Last week, New Prague city councilors Rik Seiler and Shawn Ryan and Mayor Chuck Nickolay addressed a request from residents who want the city to establish an ordinance allowing them to maintain chicken coops and runs in their yards. With only three members of the five-person council present, the city council unanimously agreed not to pass an ordinance permitting backyard chicken coops. To be fair, this issue has been thoroughly vetted by city staff.
New Prague’s Planning Commission has taken up the matter four times in 2025. The city council has taken up the issue twice this calendar year, once to direct the planning commission to hold a public hearing.
On the surface, it seems a reasonable request. New Prague is the lone city in Scott County not to allow the backyard coops. After all, some might argue, it’s your land. But in town, folks are more connected.
The proposed ordinance would allow a homeowner to build a secure coop in the backyard, feed the hens, provide them water and eventually collect eggs. The coops would ideally provide some relief to the price of eggs in grocery and c-stores. It should be noted backyard chicken coops have been an issue long before avian bird flu – not Joe Biden – tore through the industry sending prices skyward.

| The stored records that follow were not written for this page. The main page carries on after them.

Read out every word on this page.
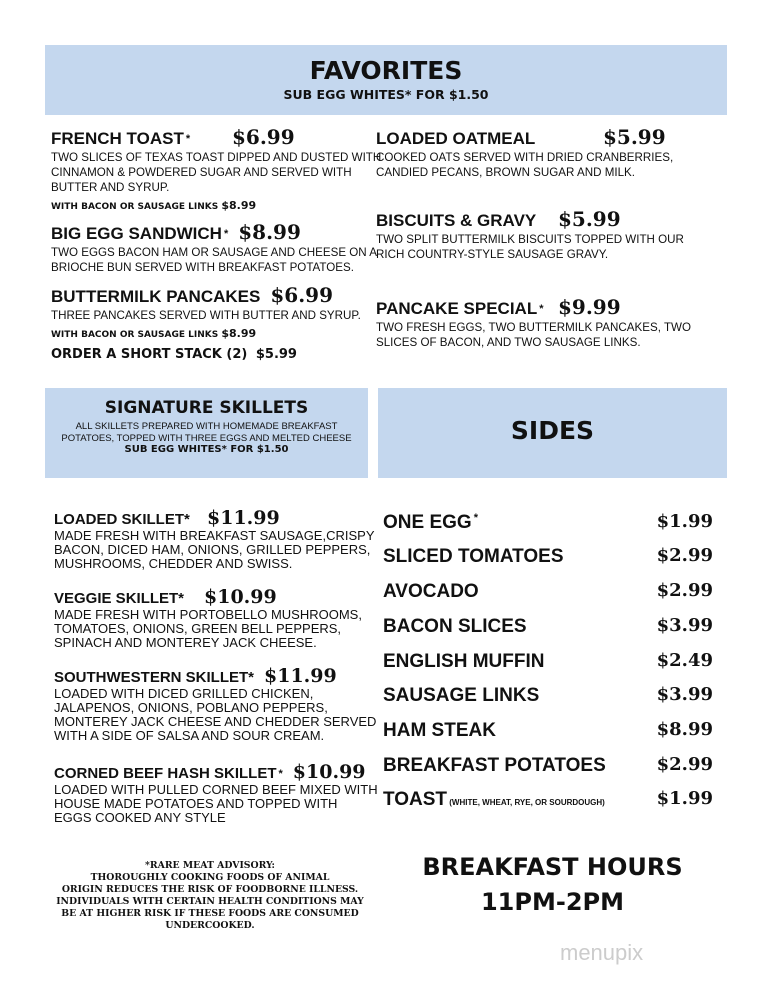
FAVORITES
SUB EGG WHITES* FOR $1.50
FRENCH TOAST * $6.99
TWO SLICES OF TEXAS TOAST DIPPED AND DUSTED WITH
CINNAMON & POWDERED SUGAR AND SERVED WITH
BUTTER AND SYRUP.
WITH BACON OR SAUSAGE LINKS $8.99
BIG EGG SANDWICH * $8.99
TWO EGGS BACON HAM OR SAUSAGE AND CHEESE ON A
BRIOCHE BUN SERVED WITH BREAKFAST POTATOES.
BUTTERMILK PANCAKES $6.99
THREE PANCAKES SERVED WITH BUTTER AND SYRUP.
WITH BACON OR SAUSAGE LINKS $8.99
LOADED OATMEAL	$5.99
COOKED OATS SERVED WITH DRIED CRANBERRIES,
CANDIED PECANS, BROWN SUGAR AND MILK.
BISCUITS & GRAVY $5.99
TWO SPLIT BUTTERMILK BISCUITS TOPPED WITH OUR
RICH COUNTRY-STYLE SAUSAGE GRAVY.
PANCAKE SPECIAL * $9.99
TWO FRESH EGGS, TWO BUTTERMILK PANCAKES, TWO
SLICES OF BACON, AND TWO SAUSAGE LINKS.
ORDER A SHORT STACK (2) $5.99
SIGNATURE SKILLETS
ALL SKILLETS PREPARED WITH HOMEMADE BREAKFAST
POTATOES, TOPPED WITH THREE EGGS AND MELTED CHEESE
SUB EGG WHITES* FOR $1.50
SIDES
LOADED SKILLET* $11.99
MADE FRESH WITH BREAKFAST SAUSAGE,CRISPY
BACON, DICED HAM, ONIONS, GRILLED PEPPERS,
MUSHROOMS, CHEDDER AND SWISS.
VEGGIE SKILLET* $10.99
MADE FRESH WITH PORTOBELLO MUSHROOMS,
TOMATOES, ONIONS, GREEN BELL PEPPERS,
SPINACH AND MONTEREY JACK CHEESE.
SOUTHWESTERN SKILLET* $11.99
LOADED WITH DICED GRILLED CHICKEN,
JALAPENOS, ONIONS, POBLANO PEPPERS,
MONTEREY JACK CHEESE AND CHEDDER SERVED
WITH A SIDE OF SALSA AND SOUR CREAM.
CORNED BEEF HASH SKILLET * $10.99
LOADED WITH PULLED CORNED BEEF MIXED WITH
HOUSE MADE POTATOES AND TOPPED WITH
EGGS COOKED ANY STYLE
ONE EGG *	$1.99
SLICED TOMATOES	$2.99
AVOCADO	$2.99
BACON SLICES	$3.99
ENGLISH MUFFIN	$2.49
SAUSAGE LINKS	$3.99
HAM STEAK	$8.99
BREAKFAST POTATOES	$2.99
TOAST (WHITE, WHEAT, RYE, OR SOURDOUGH)	$1.99
*RARE MEAT ADVISORY:
THOROUGHLY COOKING FOODS OF ANIMAL
ORIGIN REDUCES THE RISK OF FOODBORNE ILLNESS.
INDIVIDUALS WITH CERTAIN HEALTH CONDITIONS MAY
BE AT HIGHER RISK IF THESE FOODS ARE CONSUMED
UNDERCOOKED.
BREAKFAST HOURS
11PM-2PM
menupix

The proposed ordinance was discussed by members of the planning commission – twice – and finally the city council where the proposal was nixed Monday, Aug. 4, with some discussion. There was nobody speaking for approval.
In the world of urban planning, one person’s simple request can create problems a neighbor just might find intolerable. Ideally, the person and the neighbor could discuss it and seek a mutually-acceptable solution. If that doesn’t work, there’s always the opportunity to address the concern with their elected city council representatives or city staff to gather more information and potentially seek some form of relief.
If only life were that simple. It’s not.
All too often these days, some people turn to social media first to kvetch without letting facts get in the way of a good rant. In addition to the noise the hens might make, sometimes in non-waking hours, there’s the potential of scattered feed and unwanted pests the scattered feed might attract. New Prague is nicely situated on the edge of a metro area, with plenty of nearby critters – dogs, raccoon, skunks, opossum, birds of prey, feral cats and more – which may want to feed on defenseless hens in a yard or coop. Imagine a homeowner with a coop in the adjacent back yard being visited by an uninvited guest attracted into town by the lure of fresh poultry.
While Scott County’s other cities have permitted allowing backyard chickens, New Prague wisely opted to go a different route. There’s a place for everything, even backyard chicken coops. In New Prague today, the proposed ordinance was a challenge the city council decided to avoid.